Ocrelizumab (Ocrevus) is approved in the United States for relapsing-remitting and primary progressive MS. In general, ocrelizumab has a favorable safety profile. The drug is typically given intravenously every six months. It is a slow infusion with about six hours required to administer the full dose. Prior to starting Ocrevus, patients must be screened to ensure that they have antibodies to varicella (chickenpox). If the patient has no immunity to chickenpox, they should be vaccinated prior to starting ocrelizumab. Screening is also done to rule out hepatitis B. Ocrelizumab should not be administered to patients with a history of hepatitis B. Two cases of PML have been described in MS patients using Ocrevus. The first occurred in a patient switching from natalizumab (Tysabri) to Ocrevus. The second one was in an individual moving from fingolimod (Gilenya) to Ocrevus.

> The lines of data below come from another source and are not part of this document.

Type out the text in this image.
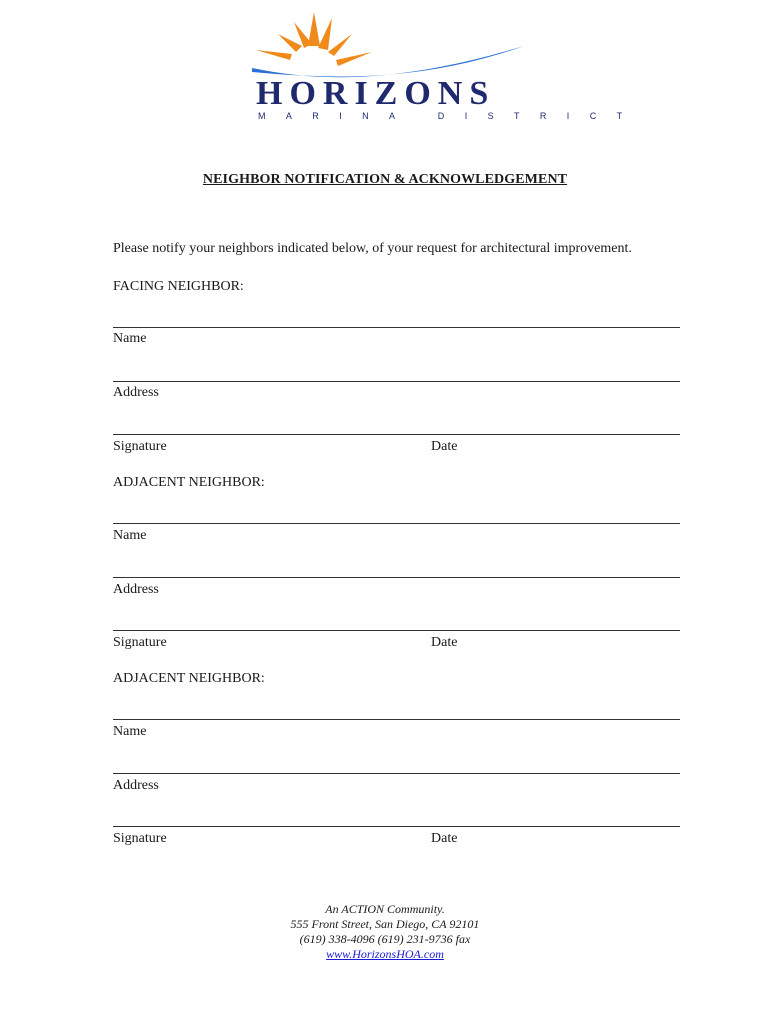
HORIZONS
MARINA DISTRICT
NEIGHBOR NOTIFICATION & ACKNOWLEDGEMENT
Please notify your neighbors indicated below, of your request for architectural improvement.
FACING NEIGHBOR:
Name
Address
Signature	Date
ADJACENT NEIGHBOR:
Name
Address
Signature	Date
ADJACENT NEIGHBOR:
Name
Address
Signature	Date
An ACTION Community.
555 Front Street, San Diego, CA 92101
(619) 338-4096 (619) 231-9736 fax
www.HorizonsHOA.com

The package insert for Ocrelizumab notes that "an increased risk of malignancy with Ocrevus may exist." In one clinical study of ocrelizumab, six women out of 781 on the drug developed breast cancer. In the Rebif comparator arm, no women developed breast cancer. The natural history of breast cancer would have suggested that 11 women in each arm would have developed the malignancy. Ocrelizumab has a similar mechanism of action to rituximab. The latter has been available for years and has been used off label to treat MS and neuromyelitis optica. No increased risk of cancer has been seen with rituximab.
Looking ahead
More treatment options for progressive forms of MS may be on the horizon. Siponimod is an oral medication with a mechanism of action similar to fingolimod (Gilenya). Study results published in March 2018 showed the drug slowed progression of disability in secondary progressive MS. Hopefully, this drug will get approval in 2018. (See RX Update).

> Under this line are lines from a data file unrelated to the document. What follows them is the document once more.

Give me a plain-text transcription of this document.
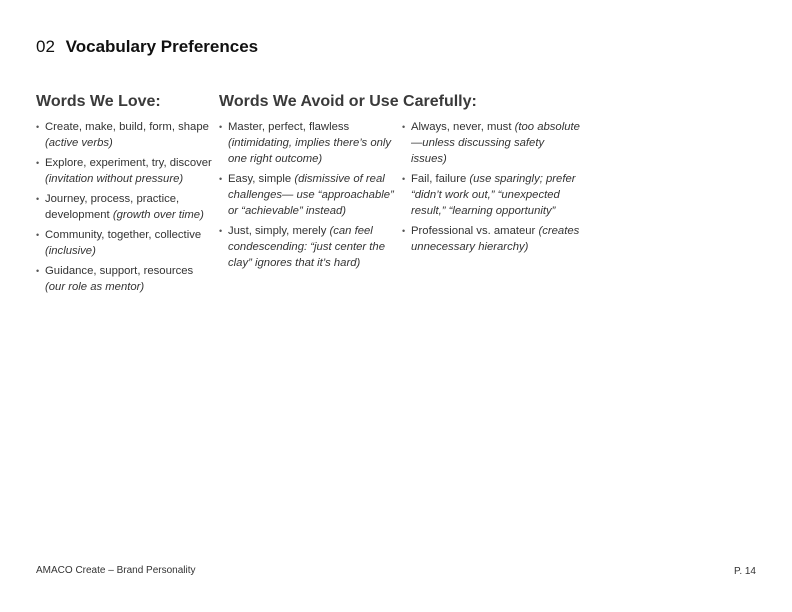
02 Vocabulary Preferences
Words We Love:	Words We Avoid or Use Carefully:
• Create, make, build, form, shape (active verbs)
• Explore, experiment, try, discover (invitation without pressure)
• Journey, process, practice, development (growth over time)
• Community, together, collective (inclusive)
• Guidance, support, resources (our role as mentor)
• Master, perfect, flawless (intimidating, implies there’s only one right outcome)
• Easy, simple (dismissive of real challenges— use “approachable” or “achievable” instead)
• Just, simply, merely (can feel condescending: “just center the clay” ignores that it’s hard)
• Always, never, must (too absolute—unless discussing safety issues)
• Fail, failure (use sparingly; prefer “didn’t work out,” “unexpected result,” “learning opportunity”
• Professional vs. amateur (creates unnecessary hierarchy)
AMACO Create – Brand Personality	P. 14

Recently, there has been increased interest in autologous stem cell transplantation in MS. Study groups from the U.S., UK, and Canada have all provided updates on their treatment results. This procedure involves harvesting immature stem cells from the individual with MS. These particular stem cells have the capacity to regenerate a "fresh" immune system, one without the tendency to attack myelin and axons. The person with MS is then given chemotherapy to wipe out the existing immune system. The harvested stem cells are infused back into the patient's bloodstream so that a new immune system can be generated. Research has shown that this procedure seems to work best in the younger patient with an aggressive relapsing form of MS, with less impressive results in progressive forms of MS.
Earlier, we discussed the transition from relapsing-remitting to secondary progressive. Given that this transition is not always black and white, the use of any therapy approved for relapsing forms of MS may be discussed in secondary progressive forms. For people with MS who are already on treatment, the question sometimes arises, "How do I know if I have moved into secondary progressive?" Many people with MS still see some slow progression of disability in spite of treatment.

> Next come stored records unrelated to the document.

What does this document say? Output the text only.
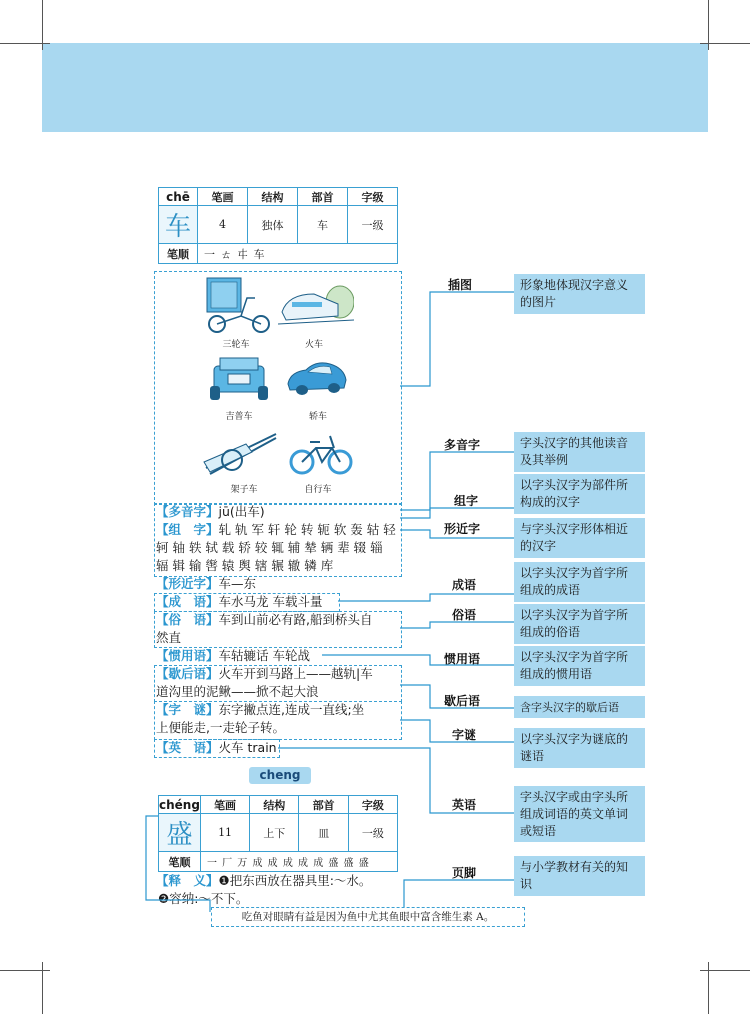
chē	笔画	结构	部首	字级
车	4	独体	车	一级
笔顺	一 ㄊ 㐄 车			
三轮车	火车
吉普车	轿车
架子车	自行车
【多音字】jū(出车)
【组　字】轧 轨 军 轩 轮 转 轭 软 轰 轱 轻
轲 轴 轶 轼 载 轿 较 辄 辅 辇 辆 辈 辍 辎
辐 辑 输 辔 辕 舆 辖 辗 辙 辚 库
【形近字】车—东
【成　语】车水马龙 车载斗量
【俗　语】车到山前必有路,船到桥头自
然直
【惯用语】车轱辘话 车轮战
【歇后语】火车开到马路上——越轨|车
道沟里的泥鳅——掀不起大浪
【字　谜】东字撇点连,连成一直线;坐
上便能走,一走轮子转。
【英　语】火车 train
cheng
chéng	笔画	结构	部首	字级
盛	11	上下	皿	一级
笔顺	一 厂 万 成 成 成 成 成 盛 盛 盛			
【释　义】❶把东西放在器具里:～水。
❷容纳:～不下。
吃鱼对眼睛有益是因为鱼中尤其鱼眼中富含维生素 A。
插图
多音字
组字
形近字
成语
俗语
惯用语
歇后语
字谜
英语
页脚
形象地体现汉字意义的图片
字头汉字的其他读音及其举例
以字头汉字为部件所构成的汉字
与字头汉字形体相近的汉字
以字头汉字为首字所组成的成语
以字头汉字为首字所组成的俗语
以字头汉字为首字所组成的惯用语
含字头汉字的歇后语
以字头汉字为谜底的谜语
字头汉字或由字头所组成词语的英文单词或短语
与小学教材有关的知识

This presents a difficult situation. It could be that their treatment is preventing relapses and new lesions, completely stopping the progression of disability. Stopping treatment may then allow for relapses and new MRI lesions to occur. Unless a better treatment option is available in these cases, it may be safest to continue with a therapy.
Turning back the clock
Mesenchymal stem cells, clemastine, and anti-lingo are all currently being researched as options for turning back the clock and repairing damage caused by MS. Research continues to move forward towards a day when we can hopefully reverse disability.